James Laxer has been a fighter all his life.
He moved into the political spotlight more than 40 years ago when he helped found the Waffle Group, Canada’s largest New Left political movement. In 1971, at the age of 29, he ran second for the national leadership of the New Democratic Party. In his early 30s, he was a leading crusader against the power of multinational petroleum companies. His speeches and television appearances helped lead to the creation of a nationally owned oil company, Petro Canada.
In the mid 1980s, he joined the National Film Board of Canada as host narrator for a documentary series on the changing global economy and Canada’s place in it. Judged too controversial to air on the CBC, Reckoning was broadcast on educational networks across the country and around the world, winning multiple awards.

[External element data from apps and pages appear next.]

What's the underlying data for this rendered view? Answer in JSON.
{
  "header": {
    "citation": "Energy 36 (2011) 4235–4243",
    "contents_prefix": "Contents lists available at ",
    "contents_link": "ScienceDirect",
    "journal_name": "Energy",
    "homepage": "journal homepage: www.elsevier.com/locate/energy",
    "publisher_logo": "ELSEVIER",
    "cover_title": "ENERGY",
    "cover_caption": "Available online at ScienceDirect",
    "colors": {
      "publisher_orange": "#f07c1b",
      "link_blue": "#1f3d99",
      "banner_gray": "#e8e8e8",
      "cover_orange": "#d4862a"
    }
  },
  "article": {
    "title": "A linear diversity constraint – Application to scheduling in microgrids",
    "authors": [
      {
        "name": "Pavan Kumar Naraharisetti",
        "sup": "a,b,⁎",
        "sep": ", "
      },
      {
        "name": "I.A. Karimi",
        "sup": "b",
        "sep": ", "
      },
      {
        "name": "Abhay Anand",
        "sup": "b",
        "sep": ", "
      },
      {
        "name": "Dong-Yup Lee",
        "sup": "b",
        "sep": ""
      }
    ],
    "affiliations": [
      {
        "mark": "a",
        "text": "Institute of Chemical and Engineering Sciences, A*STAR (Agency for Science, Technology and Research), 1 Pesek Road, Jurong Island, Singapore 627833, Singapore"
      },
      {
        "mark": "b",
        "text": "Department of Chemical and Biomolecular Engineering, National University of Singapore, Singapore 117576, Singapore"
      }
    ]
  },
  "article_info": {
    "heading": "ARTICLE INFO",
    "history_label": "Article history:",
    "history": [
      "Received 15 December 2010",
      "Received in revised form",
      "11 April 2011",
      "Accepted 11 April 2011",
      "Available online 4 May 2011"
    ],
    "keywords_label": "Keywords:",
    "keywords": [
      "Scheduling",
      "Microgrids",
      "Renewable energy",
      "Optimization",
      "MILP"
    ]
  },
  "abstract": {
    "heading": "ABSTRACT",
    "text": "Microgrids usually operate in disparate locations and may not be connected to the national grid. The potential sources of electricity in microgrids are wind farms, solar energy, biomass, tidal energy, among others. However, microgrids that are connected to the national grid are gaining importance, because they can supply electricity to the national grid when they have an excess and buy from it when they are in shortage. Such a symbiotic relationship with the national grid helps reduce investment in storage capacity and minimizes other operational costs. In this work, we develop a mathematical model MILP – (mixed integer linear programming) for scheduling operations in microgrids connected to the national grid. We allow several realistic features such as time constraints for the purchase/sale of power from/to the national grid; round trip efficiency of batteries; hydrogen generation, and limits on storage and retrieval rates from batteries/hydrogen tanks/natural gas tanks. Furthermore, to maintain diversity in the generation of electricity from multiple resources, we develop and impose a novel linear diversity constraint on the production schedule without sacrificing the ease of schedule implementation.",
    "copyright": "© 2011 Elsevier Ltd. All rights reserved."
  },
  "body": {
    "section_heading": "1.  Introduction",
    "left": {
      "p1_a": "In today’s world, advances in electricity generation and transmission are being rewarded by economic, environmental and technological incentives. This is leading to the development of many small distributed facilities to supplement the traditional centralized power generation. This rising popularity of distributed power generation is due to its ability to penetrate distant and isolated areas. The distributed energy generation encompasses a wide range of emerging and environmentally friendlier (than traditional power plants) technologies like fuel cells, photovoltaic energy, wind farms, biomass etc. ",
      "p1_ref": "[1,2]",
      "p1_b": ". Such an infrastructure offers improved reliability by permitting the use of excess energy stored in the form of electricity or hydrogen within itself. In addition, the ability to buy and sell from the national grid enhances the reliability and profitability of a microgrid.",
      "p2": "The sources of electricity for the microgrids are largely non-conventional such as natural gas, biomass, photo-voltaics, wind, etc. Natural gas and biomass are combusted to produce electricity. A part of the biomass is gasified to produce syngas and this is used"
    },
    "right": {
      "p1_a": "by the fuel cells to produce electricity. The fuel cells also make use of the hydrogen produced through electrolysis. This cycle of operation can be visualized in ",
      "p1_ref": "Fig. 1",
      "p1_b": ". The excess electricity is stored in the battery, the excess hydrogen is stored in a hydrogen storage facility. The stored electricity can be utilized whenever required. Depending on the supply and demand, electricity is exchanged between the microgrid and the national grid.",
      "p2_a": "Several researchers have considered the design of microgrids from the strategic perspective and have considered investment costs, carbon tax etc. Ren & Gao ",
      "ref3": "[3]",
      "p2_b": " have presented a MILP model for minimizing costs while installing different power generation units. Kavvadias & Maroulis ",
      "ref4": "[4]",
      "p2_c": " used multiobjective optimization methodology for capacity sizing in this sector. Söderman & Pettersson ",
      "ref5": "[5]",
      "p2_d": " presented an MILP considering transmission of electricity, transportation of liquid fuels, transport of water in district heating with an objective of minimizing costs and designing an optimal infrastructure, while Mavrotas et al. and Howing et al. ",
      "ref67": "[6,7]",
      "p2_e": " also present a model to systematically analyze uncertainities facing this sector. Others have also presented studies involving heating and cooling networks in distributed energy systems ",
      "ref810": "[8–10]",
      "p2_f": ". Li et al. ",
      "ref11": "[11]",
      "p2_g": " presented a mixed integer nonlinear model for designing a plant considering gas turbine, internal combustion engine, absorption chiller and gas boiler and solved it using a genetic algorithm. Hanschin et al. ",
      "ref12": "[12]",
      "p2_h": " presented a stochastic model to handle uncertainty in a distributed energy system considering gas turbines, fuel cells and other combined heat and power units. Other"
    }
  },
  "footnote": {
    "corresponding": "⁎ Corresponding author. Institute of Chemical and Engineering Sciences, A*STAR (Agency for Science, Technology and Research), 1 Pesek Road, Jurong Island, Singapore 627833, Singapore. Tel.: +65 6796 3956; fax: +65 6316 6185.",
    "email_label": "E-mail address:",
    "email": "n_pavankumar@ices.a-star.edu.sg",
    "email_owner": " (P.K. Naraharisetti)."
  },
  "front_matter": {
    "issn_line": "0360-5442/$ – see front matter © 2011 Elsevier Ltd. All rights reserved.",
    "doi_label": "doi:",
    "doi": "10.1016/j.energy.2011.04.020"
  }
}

But it is as a writer that Laxer has had the greatest influence, first with Decline of the Superpowers, then False God: How the Globalization Myth Has Impoverished Canada, In Search of a New Left: Canadian Politics After the Neo-Conservative Assault, The Undeclared War: Class Conflict in the Age of Cyber Capitalism, and Red Diaper Baby: A Boyhood in the Age of McCarthyism, a memoir that won the Canadian Jewish Book Award.

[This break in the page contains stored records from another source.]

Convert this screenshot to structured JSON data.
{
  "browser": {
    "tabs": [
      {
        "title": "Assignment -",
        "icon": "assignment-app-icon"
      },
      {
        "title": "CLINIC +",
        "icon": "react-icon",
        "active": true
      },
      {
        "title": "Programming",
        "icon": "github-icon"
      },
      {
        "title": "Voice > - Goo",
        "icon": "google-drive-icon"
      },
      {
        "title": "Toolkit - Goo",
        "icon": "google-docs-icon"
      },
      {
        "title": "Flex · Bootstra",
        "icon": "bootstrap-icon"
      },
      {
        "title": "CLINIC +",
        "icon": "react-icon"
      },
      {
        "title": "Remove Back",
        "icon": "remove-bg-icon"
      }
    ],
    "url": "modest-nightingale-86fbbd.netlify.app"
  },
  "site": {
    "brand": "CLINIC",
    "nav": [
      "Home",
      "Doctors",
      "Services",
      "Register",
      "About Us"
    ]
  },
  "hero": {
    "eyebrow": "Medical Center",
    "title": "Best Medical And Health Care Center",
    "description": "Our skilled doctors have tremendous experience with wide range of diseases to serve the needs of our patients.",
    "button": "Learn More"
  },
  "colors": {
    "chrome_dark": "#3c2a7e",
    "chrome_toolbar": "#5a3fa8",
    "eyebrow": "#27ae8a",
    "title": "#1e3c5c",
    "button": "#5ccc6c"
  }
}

Increasingly, James’ attention has been focused on the border we share with the United States. In 2000, he published Stalking the Elephant: My Discovery of America, and three years later The Border: Canada, the U.S. and Dispatches from the 49th Parallel. In this year of War of 1812 anniversary celebrations, he turns his critical eye to two of the key combatants in Tecumseh and Brock, once again examining the interplay of politics and power.
As well as being a bestselling author, historian, political scientist, and scholar, James Laxer is a Professor of Political Science at York University in Toronto.